Find Sample-friendly Copyright Owners
Some copyright owners are happy to clear samples — so much so that they encourage the process. Seek these out.
For example, copyright owners of songs by the Average White Band and the Gap Band pro-actively seek to promote their music for sampling. Tommy Boy Records also makes it easy to acquire clearances.
Contact the Artist or Songwriter Directly
If you run into problems with a music publisher or owner of a master, you may have better luck contacting the artist directly. This works if the artist still has some say or control in what gets cleared.
For example, Shirley Manson of Garbage wanted to use the line, “You’re the talk of the town,” at the end of a song. Lawyers for the band ordered her to drop it, but Shirley called up Chrissie Hynde, who sent the following letter to Garbage’s attorneys: “I, Chrissie Hynde, hereby allow the rock band Garbage to sample my songs, my words, and indeed my very ass.”
What about the sheer number of samples out there in music today and the fact that original music isn’t valued as much as it use to be? Virtuoso and brilliant artist, Nicholas Payton, wrote a brilliant blog about Sampling killing music.
It’s gotten to the point when I hear a new record that I dig — which is rare — my first thought is, “I wonder where they stole this from?” It’s really a shame that it has to be a point of consideration, but given the growing climate of musical plagiarism these days, it’s a valid concern.
What’s Really Going On Here?
As usual, I pissed some folks off with my last two posts about the Robin Thicke sues Marvin Gaye thing. See? Just to see that in print doesn’t feel right in my body. How the hell you gon’ sue an ancestor that you straight-up swaggerjacked? Though T.I. and Pharrell are involved in the claim, I directed most of my criticism towards Thicke because it’s his record and he stands to benefit the most from all of the publicity. It’s already the most listened to song on the radio, ever. Ain’t that somethin’?

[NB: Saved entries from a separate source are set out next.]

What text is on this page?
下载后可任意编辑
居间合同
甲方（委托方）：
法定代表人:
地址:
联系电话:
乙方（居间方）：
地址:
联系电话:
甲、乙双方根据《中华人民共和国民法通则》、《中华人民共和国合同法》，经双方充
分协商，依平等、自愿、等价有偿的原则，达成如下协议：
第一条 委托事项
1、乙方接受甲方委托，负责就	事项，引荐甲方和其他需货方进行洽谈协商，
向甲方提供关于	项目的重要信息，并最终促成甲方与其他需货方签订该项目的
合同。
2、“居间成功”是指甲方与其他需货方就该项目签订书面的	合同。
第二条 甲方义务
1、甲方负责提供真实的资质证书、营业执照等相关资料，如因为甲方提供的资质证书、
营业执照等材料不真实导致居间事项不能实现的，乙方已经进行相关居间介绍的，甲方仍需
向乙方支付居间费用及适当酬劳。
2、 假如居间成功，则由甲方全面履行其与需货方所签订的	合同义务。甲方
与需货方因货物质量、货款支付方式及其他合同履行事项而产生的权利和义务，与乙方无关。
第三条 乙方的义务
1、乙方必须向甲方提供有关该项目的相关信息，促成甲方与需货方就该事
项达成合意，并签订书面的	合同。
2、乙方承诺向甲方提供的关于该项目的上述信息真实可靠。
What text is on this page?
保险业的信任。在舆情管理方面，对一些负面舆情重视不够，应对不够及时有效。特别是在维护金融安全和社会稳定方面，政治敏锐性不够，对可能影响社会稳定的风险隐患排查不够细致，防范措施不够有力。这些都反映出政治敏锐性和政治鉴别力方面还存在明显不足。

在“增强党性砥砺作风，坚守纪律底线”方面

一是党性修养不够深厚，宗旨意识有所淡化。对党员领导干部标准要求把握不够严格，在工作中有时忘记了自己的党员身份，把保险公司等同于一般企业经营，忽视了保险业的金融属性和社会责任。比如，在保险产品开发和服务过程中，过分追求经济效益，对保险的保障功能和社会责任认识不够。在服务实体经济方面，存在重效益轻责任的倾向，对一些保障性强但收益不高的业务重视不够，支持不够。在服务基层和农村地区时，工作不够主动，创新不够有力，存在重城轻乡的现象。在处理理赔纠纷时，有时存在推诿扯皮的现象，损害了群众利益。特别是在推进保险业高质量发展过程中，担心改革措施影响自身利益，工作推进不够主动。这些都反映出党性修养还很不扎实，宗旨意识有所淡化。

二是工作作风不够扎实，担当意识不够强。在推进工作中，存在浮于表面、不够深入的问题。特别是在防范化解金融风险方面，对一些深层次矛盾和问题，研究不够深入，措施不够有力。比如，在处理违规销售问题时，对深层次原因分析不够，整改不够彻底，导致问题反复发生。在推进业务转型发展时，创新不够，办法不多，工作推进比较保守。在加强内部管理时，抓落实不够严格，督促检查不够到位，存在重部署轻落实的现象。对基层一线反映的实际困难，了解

A lot of Hiphop heads and DJs found my thoughts on the subject highly offensive. Me using terminology like “sampling” and “interpolation” immediately set them off. But as I’ve found since I’ve been writing heavily the last several years, most people can’t read — and if they can read — they can’t comprehend. As I said, I hate repeating myself, but I find myself having to do so because some people just don’t get it. Rather than throw my hands up in the air or tell them to go fuck themselves, I’ve had to develop the art of learning how to make these virtual encounters a teaching moment. You never know when you can help someone turn the corner of their own understanding.